WELLINGTON: A sharp decline in China’s growth is expected to hit exporting countries like New Zealand and Australia and the effect could reach other Pacific Island nations. The New Zealand dollar has reached its lowest level in almost two weeks after trade data from China remained weak.
The New Zealand dollar had touched a low of 74.20 U.S. cents and traded at 74.40 cents from 74.49 cents as of April 13, reports New Zealand Herald. According to China’s trade data, export sales had decreased 15 percent in March 2014, while imports decline to 12.7 percent. Both the New Zealand dollar and Australian dollar fell sharply following the news of China’s slowdown. China is one of New Zealand and Australia’s biggest trading partners.

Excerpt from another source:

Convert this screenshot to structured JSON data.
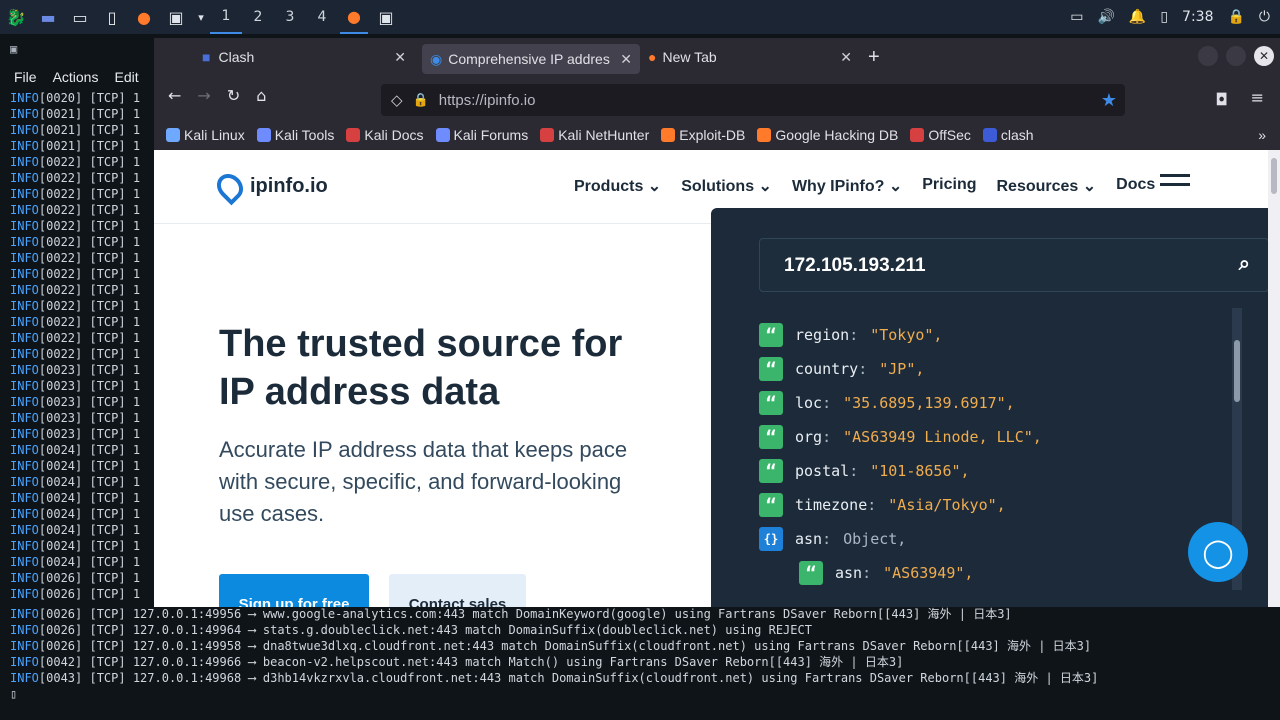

The World Bank said in its recent East Asia Pacific Update that it has lowered its 2015 forecast for Asia’s largest economy from 7.2 percent to 7.1 percent. The institution believes a sharp slowdown is unlikely in China but if it happens, there would be huge spillovers across the region.
Kymberly Martin, senior market strategist at the Bank of New Zealand, said in a note that the unexpected slowdown in China exports may have been due to seasonal disruptions rather than “soft demand.” However, he noted that import figures remain week. He believes the market remains sensitive to any signs of weakness in the Chinese economy.